Five books every collector should own
Collecting is an art in itself, and finding success requires learning the ropes of the market ecosystem. To help you build your own collection, we suggest five books that offer certain models on where to start.
1.The Rise and Rise of the Private Art Museum by Georgina Adam
Since the beginning of the pandemic, major collectors such as François Pinault and He Jianfeng have opened private museums; Patrizia Sandretto Re Rebaudengo, Nicolas Berggruen and Mera and Donald Rubell opened new ones in the coming years. Of course, this trend is not going to end anytime soon, hence the carefully chosen title for this book. Journalist Georgina Adam demonstrates that private museums are more than just tax shelters – they are increasingly important ways to support artists as well.
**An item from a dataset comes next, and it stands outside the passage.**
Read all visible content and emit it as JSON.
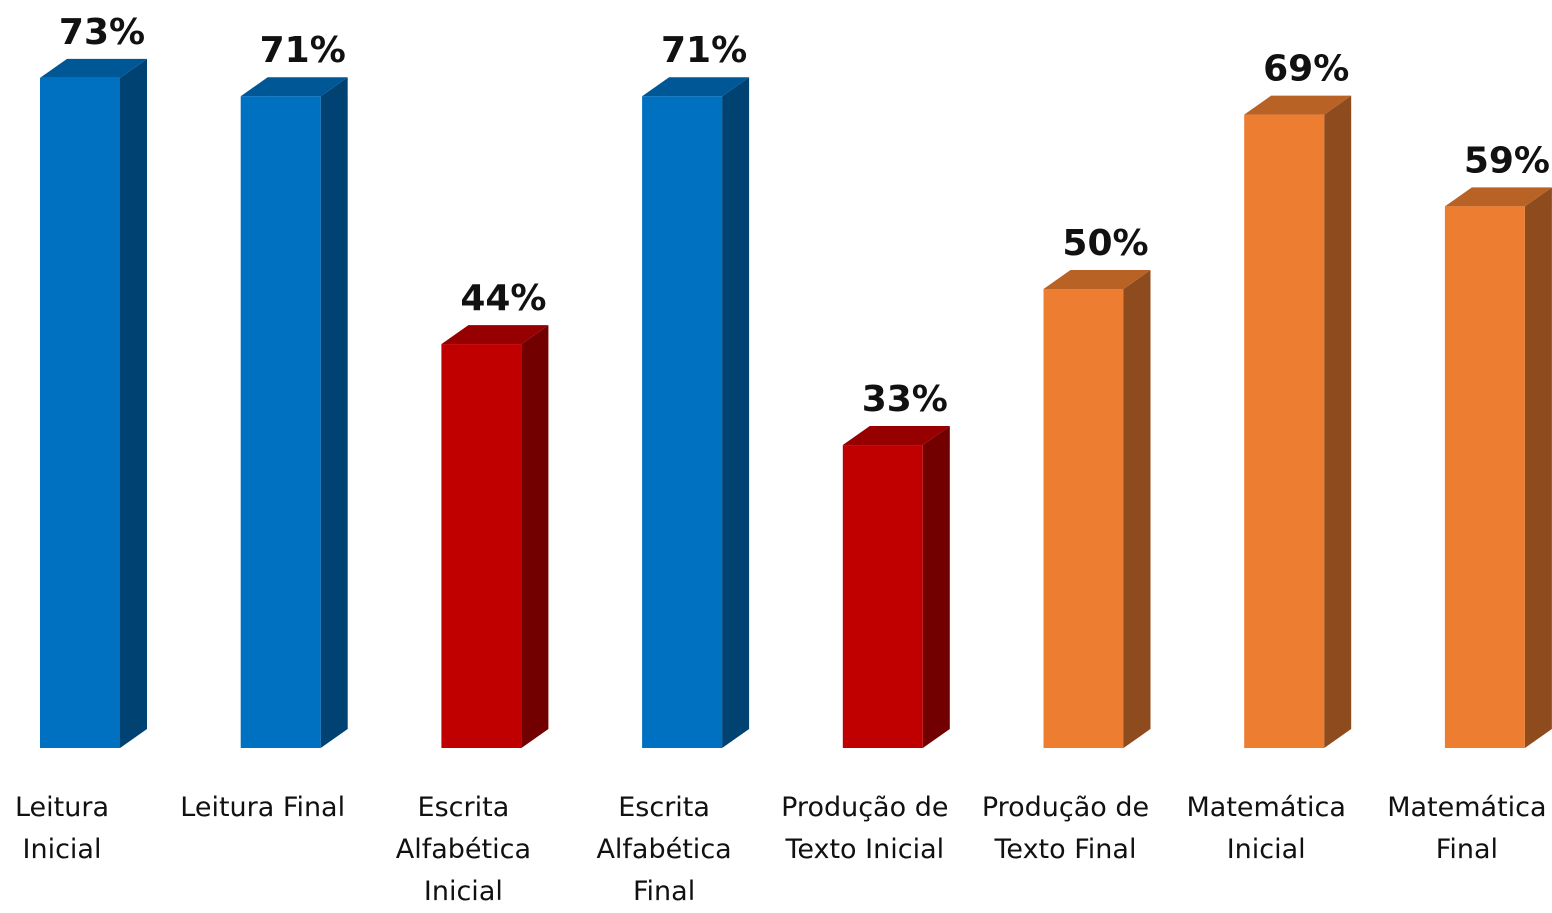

2. Double Vision: The Unerring Eye of Art World Avatars Dominique and John de Menil
In the mid-20th century, married collectors Dominique and John de Menil helped make Houston a destination for modern art by opening a museum. This is the subject of this exciting biography, which, at nearly 800 pages, is a close look at how great works of Andy Warhol, Barnett Newman, Mark Rothko and others. The book also demonstrates how her collection has become a form of activism.
3. Duveen: A Life in Art
Perhaps no dealer in British art history has had as much influence as Joseph Duveen, who brokered some of the most famous art sales of the 20th century. In 1921, it involved the sale of Thomas Gainsborough's Blue Boy to railroad magnate Henry Huntington for the current equivalent of about $10 million. Meryle Secrest's biography recounts how the dealer amassed a Rolodex from leading American collectors of the day (including Henry Clay Frick and Andrew Mellon) - and how Duveen's deep connections across the lake paved the way for the masterpieces to leave. Europe forever.
4. American Art: Merrell's Collection and Connoisseurship
Let's say you want to put together a collection of art made in the USA over the centuries. Where can you start? Stephen M. Sessler, a collector in his own right, has used that question to guide this book, which is intended to offer a brief history of American art along with insights into the market. Find some of these insights in art historian Tiffany Elena Washington's essay on the revival of unknown figures, and learn what recent retrospectives have done to the market.
5. Boom: Mad Money, Mega Dealers, and the Rise of Contemporary Art byMichael Shnayerson
As journalist Michael Shnayerson reminds us in Boom, it's almost too easy to take the current art market system for granted, in which the wealthy few regularly conduct multimillion-dollar deals. It wasn't always like this; the trend is quite recent. The opaque web that dealers Larry Gagosian, David Zwirner, Iwan Wirth and other figures cultivate can be difficult for budding collectors to infiltrate, so consider this book something of a model for today's market — and a possible entry.